Hesaplama gücüyle sağlık, teknoloji ve enerji gibi pek çok alanda devrim yaratması beklenen kuantum bilgisayarlar, hâlâ önemli engellerle mücadele ediyor. En dikkat çeken sorunlardan biri, parçacıkların çevresel etkilerle "dolaşması" sonucu oluşan gürültü.
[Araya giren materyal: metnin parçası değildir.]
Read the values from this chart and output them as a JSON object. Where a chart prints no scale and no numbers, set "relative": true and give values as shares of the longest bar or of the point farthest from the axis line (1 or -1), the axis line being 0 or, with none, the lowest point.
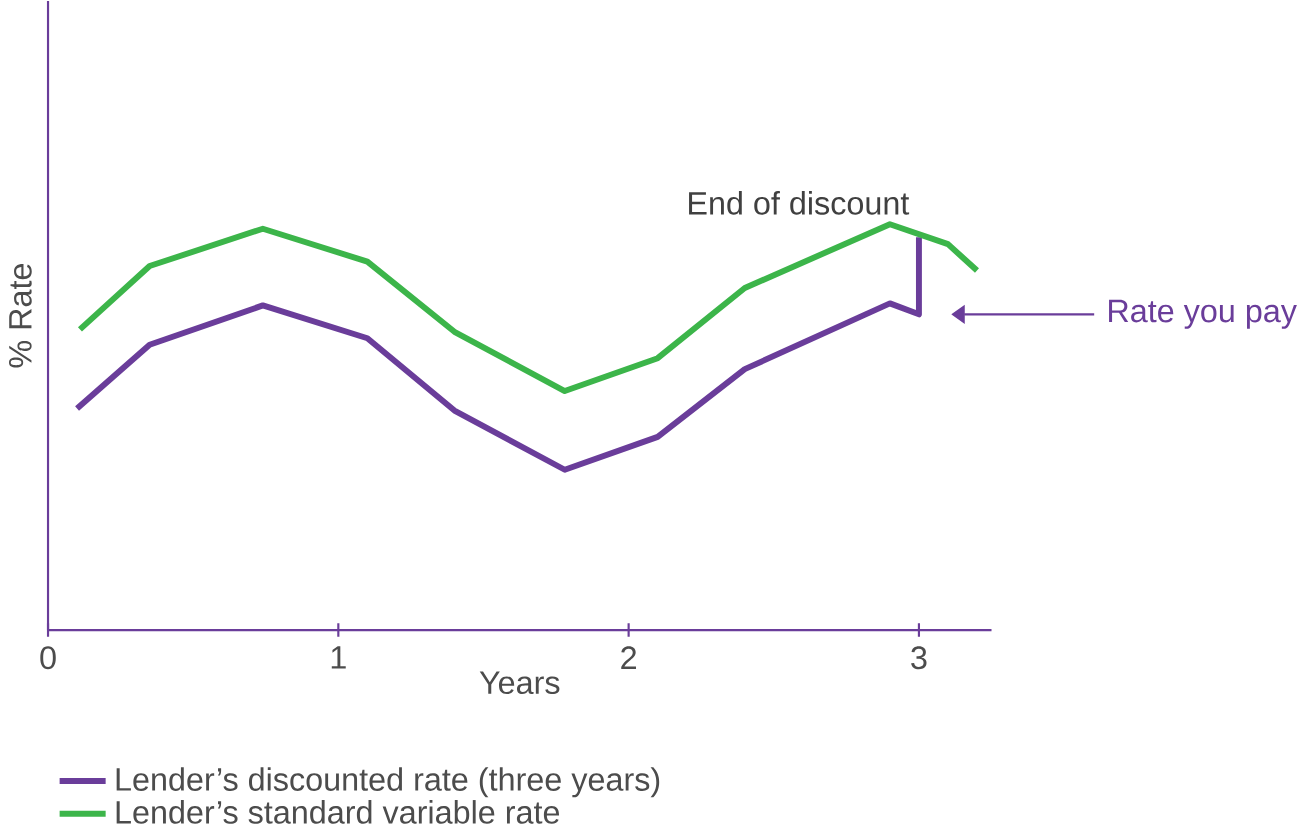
{
  "chart_data": {
    "type": "line",
    "xlabel": "Years",
    "ylabel": "% Rate",
    "relative": true,
    "xlim": [
      0,
      3.25
    ],
    "xticks": [
      0,
      1,
      2,
      3
    ],
    "legend": "bottom",
    "marker": "none",
    "line_style": "solid",
    "annotations": [
      {
        "text": "End of discount",
        "x": 3,
        "y": 1.0
      },
      "Rate you pay"
    ],
    "series": [
      {
        "name": "Lender’s discounted rate (three years)",
        "color": "#6a3d9a",
        "x": [
          0.1,
          0.35,
          0.74,
          1.1,
          1.4,
          1.78,
          2.1,
          2.4,
          2.9,
          3.0,
          3.0
        ],
        "values": [
          0.546,
          0.703,
          0.8,
          0.719,
          0.541,
          0.395,
          0.476,
          0.643,
          0.805,
          0.778,
          0.968
        ]
      },
      {
        "name": "Lender’s standard variable rate",
        "color": "#3cb54a",
        "x": [
          0.11,
          0.35,
          0.74,
          1.1,
          1.4,
          1.78,
          2.1,
          2.4,
          2.9,
          3.1,
          3.2
        ],
        "values": [
          0.741,
          0.897,
          0.989,
          0.908,
          0.735,
          0.589,
          0.67,
          0.843,
          1.0,
          0.951,
          0.886
        ]
      }
    ]
  }
}
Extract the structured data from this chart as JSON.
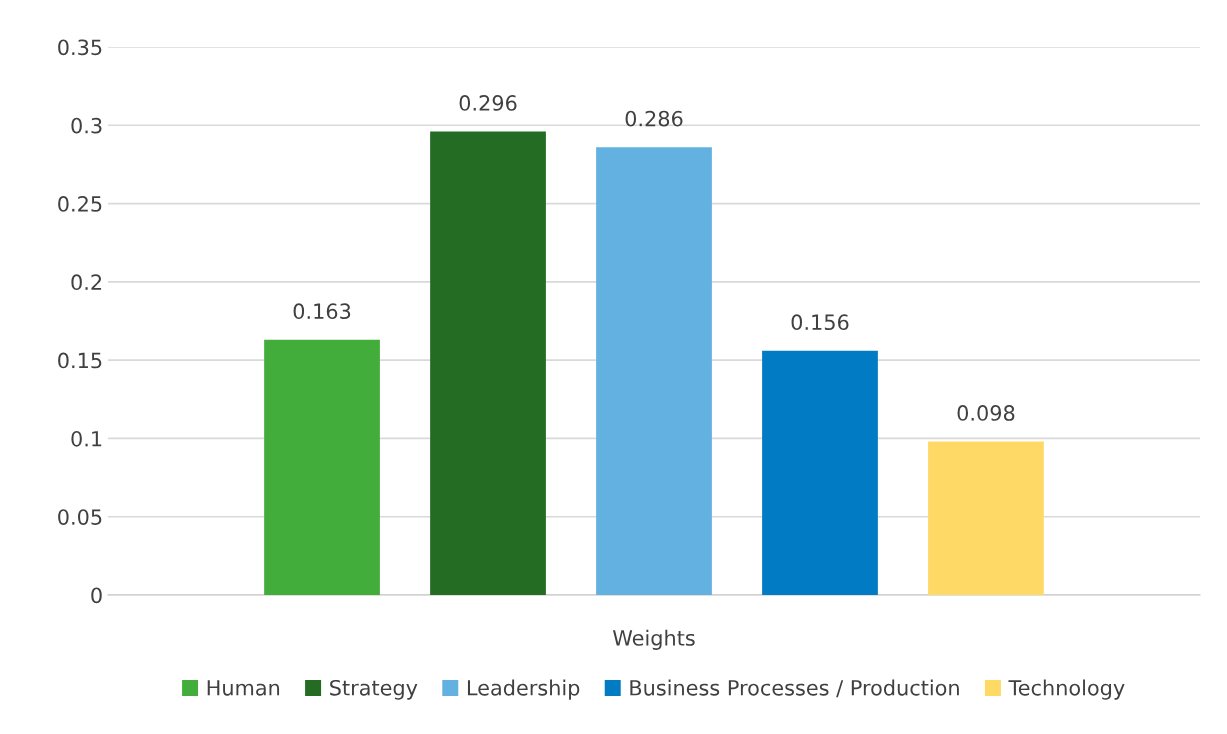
{
  "chart_data": {
    "type": "bar",
    "categories": [
      "Weights"
    ],
    "series": [
      {
        "name": "Human",
        "color": "#43ad3c",
        "values": [
          0.163
        ]
      },
      {
        "name": "Strategy",
        "color": "#246b24",
        "values": [
          0.296
        ]
      },
      {
        "name": "Leadership",
        "color": "#62b1e0",
        "values": [
          0.286
        ]
      },
      {
        "name": "Business Processes / Production",
        "color": "#007bc4",
        "values": [
          0.156
        ]
      },
      {
        "name": "Technology",
        "color": "#ffd966",
        "values": [
          0.098
        ]
      }
    ],
    "ylim": [
      0,
      0.35
    ],
    "yticks": [
      0,
      0.05,
      0.1,
      0.15,
      0.2,
      0.25,
      0.3,
      0.35
    ],
    "grid": "y",
    "legend": "bottom",
    "data_labels": true
  }
}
Bu durum, sistemin düzgün çalışmasını engelliyor.
Ancak son yıllarda, zaman kristallerinin bu sorunu çözebileceği öne sürülüyordu. İlk kez 2012'de Nobel ödüllü fizikçi Frank Wilczek tarafından teorileştirilen zaman kristalleri, atomların uzay yerine zaman içinde periyodik bir düzene sahip olduğu özel bir madde türü. 2017'de deneysel olarak doğrulanan bu kristaller, dış bir kaynağa ihtiyaç duymadan enerji tasarruflu bir şekilde salınım yapabiliyor ve düşük enerji durumunu koruyabiliyor.
Son olarak, hakemli dergi Nature Communications’ta yayımlanan bir çalışmada, bilim insanları bir kuantum işlemcisini topolojik zaman kristali gibi davranacak şekilde tasarladı. Bu işlemci, çevresel gürültüye karşı direnç gösterdi ve stabil bir şekilde çalıştı. Ancak gürültü seviyesi arttığında zaman kristali özelliğini kaybetti.
Bu kristallerin özel topolojik düzeni, kuantum dolaşıklığını bozabilecek bölgesel değişimlere karşı sistemin dayanıklılığını artırıyor. Araştırma ekibi, bulguların teorik tahminlerle uyumlu olduğunu belirterek bu yeniliğin kuantum bilgisayarların geliştirilmesi yolunda önemli bir adım olduğunu vurguladı.
Sistemin daha da geliştirilmesiyle, kuantum bilgisayarların gürültü kaynaklı performans kaybını aşması ve gerçek dünyada yaygın bir şekilde kullanılabilmesi mümkün olabilir.